El libro tiene mucho de añoranza, de identidad. De reencuentro. El autor salió de Nicaragua, hace dos décadas. Vive en la capital de Chiapas. Formó familia. Aquí se mexicanizó. Sin embargo, sus recuerdos están “… en la casona que la tía Paula Villanueva había regalado a curas ociosos del pueblo. En ese lugar fundaron el Instituto Nacional de Chontales”. Con frecuencia se halla en la calle Palo Solo al lado de sus hermanos Guillermo, Luzana y Vladimir.
En La era de la oscurana, el autor dice: “Jalo el cordel y reviso sartas de buenas y malas pertenencias obtenidas en diferentes épocas. Íngrimo paseante dragaba márgenes que gozaron mis años ornamentados con paseos sin rumbo. Busco la risa y el despojo de las calles nocturnas, el hábito del atardecer de muchachas gloriosas reclamando reflejos infinitos. El cielo de Juigalpa mudaba estrellas cada noche. Se desgajaba el aire por la albarrada de Amerrisque a despercudir alborotos, en cada esquina se revolvían las luces de la mezquindad,…”
Por ejemplo, para mostrarnos una imagen cotidiana, recurre a una fotografía cargada de reminiscencias: “La domesticidad alcanzó a reproducir el canto del bosque, la algarabía de los matorrales y la espesura de la selva. Cenzontles, chiltotes, alcaravanes, tortugas, loros y palomas engrandecieron nuestra casa, vastedad capturada en un trozo azul, igual al que dilucidara el poeta en el sueño de las estrellas”

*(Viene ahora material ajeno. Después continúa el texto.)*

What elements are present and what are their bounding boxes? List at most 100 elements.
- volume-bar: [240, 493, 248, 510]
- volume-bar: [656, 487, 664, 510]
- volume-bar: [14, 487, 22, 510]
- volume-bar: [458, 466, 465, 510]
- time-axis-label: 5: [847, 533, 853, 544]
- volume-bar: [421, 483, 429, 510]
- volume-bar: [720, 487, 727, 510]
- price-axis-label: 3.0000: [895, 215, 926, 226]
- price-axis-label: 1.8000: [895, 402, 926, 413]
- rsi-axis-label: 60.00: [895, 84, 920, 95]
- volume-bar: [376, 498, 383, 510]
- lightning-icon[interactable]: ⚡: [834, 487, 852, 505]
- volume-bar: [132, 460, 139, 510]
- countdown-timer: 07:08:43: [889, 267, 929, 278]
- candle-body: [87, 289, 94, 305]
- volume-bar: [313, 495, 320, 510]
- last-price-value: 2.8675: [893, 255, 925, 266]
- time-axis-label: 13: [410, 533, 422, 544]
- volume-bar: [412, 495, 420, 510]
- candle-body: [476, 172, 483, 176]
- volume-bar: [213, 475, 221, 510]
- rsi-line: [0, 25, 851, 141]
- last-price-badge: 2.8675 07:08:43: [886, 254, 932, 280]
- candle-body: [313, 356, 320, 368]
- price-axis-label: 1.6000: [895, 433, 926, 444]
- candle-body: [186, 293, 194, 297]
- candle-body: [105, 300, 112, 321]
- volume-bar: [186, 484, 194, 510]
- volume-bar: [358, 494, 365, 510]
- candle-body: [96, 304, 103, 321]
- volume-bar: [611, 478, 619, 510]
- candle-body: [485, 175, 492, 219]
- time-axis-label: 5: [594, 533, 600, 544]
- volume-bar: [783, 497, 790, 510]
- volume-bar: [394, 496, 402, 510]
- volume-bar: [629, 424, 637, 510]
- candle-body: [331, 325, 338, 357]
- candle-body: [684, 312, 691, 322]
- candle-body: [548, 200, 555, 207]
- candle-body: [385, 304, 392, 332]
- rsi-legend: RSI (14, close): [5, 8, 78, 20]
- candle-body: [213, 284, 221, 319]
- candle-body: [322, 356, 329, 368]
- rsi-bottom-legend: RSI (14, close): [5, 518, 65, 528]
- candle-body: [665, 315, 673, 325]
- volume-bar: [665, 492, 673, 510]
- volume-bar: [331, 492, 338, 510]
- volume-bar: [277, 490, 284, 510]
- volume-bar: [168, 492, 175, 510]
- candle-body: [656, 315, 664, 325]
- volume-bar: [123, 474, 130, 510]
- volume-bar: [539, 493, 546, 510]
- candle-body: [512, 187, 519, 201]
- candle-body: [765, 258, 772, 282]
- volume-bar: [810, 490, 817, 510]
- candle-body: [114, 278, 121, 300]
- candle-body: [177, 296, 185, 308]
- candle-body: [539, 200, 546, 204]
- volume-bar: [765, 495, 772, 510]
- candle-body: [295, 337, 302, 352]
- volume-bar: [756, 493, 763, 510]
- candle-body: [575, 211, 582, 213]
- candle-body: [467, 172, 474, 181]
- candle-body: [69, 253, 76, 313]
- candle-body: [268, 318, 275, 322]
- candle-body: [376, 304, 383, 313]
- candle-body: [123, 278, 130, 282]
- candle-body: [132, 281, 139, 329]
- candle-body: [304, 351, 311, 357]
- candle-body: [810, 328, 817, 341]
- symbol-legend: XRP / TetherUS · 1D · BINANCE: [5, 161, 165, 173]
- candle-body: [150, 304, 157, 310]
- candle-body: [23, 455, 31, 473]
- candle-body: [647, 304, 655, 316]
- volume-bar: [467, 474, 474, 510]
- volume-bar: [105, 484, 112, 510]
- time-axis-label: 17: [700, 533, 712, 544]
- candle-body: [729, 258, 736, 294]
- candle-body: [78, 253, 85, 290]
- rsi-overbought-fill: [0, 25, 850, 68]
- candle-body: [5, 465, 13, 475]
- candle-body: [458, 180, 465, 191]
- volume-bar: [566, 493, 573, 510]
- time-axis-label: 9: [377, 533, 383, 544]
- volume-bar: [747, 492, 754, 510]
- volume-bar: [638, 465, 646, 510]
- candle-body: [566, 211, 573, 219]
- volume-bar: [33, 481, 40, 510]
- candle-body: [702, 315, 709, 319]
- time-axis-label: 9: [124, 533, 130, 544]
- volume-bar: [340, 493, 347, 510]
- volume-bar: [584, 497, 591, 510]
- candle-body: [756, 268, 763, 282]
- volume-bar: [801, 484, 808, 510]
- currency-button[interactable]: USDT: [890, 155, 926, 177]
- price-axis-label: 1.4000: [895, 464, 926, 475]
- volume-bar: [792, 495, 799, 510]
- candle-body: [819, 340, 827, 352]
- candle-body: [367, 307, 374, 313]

Con una estructura normada por títulos como Cricho alegraba las tardes; Entre espolones y crestas recortadas; El hijo del espíritu santo; Un andariego descalzo; La casa de Afrodita; Instantes instancias instantáneas o La era de la oscurana; Jicarito toca el trombón; Chayüeyito y Chagüeyón; Diciembre huele a madroño; El hombre que apuñaló al trabajo; Lamentos nocturnales y Tarde de circo, entre otros, el también poeta hace cuenta de los personajes de su pueblo en donde no siempre ganan los buenos. En su lista incluye a los mejores y a los indispensables. Acaso postergó a otros.
Obvio, con este libro Rothschuh recupera su infancia. Su pasado es presente. En su realidad pervive la ficción.
El libro fue impreso en diciembre de 2009 en Tuxtla Gutiérrez, por Ediciones Luvaxi, El diseño de cubierta es de Víctor M. Villalobos H, la foto de cubierta de Aarón Ramírez Velázquez y la formación de Alberto Yamasaki Maza.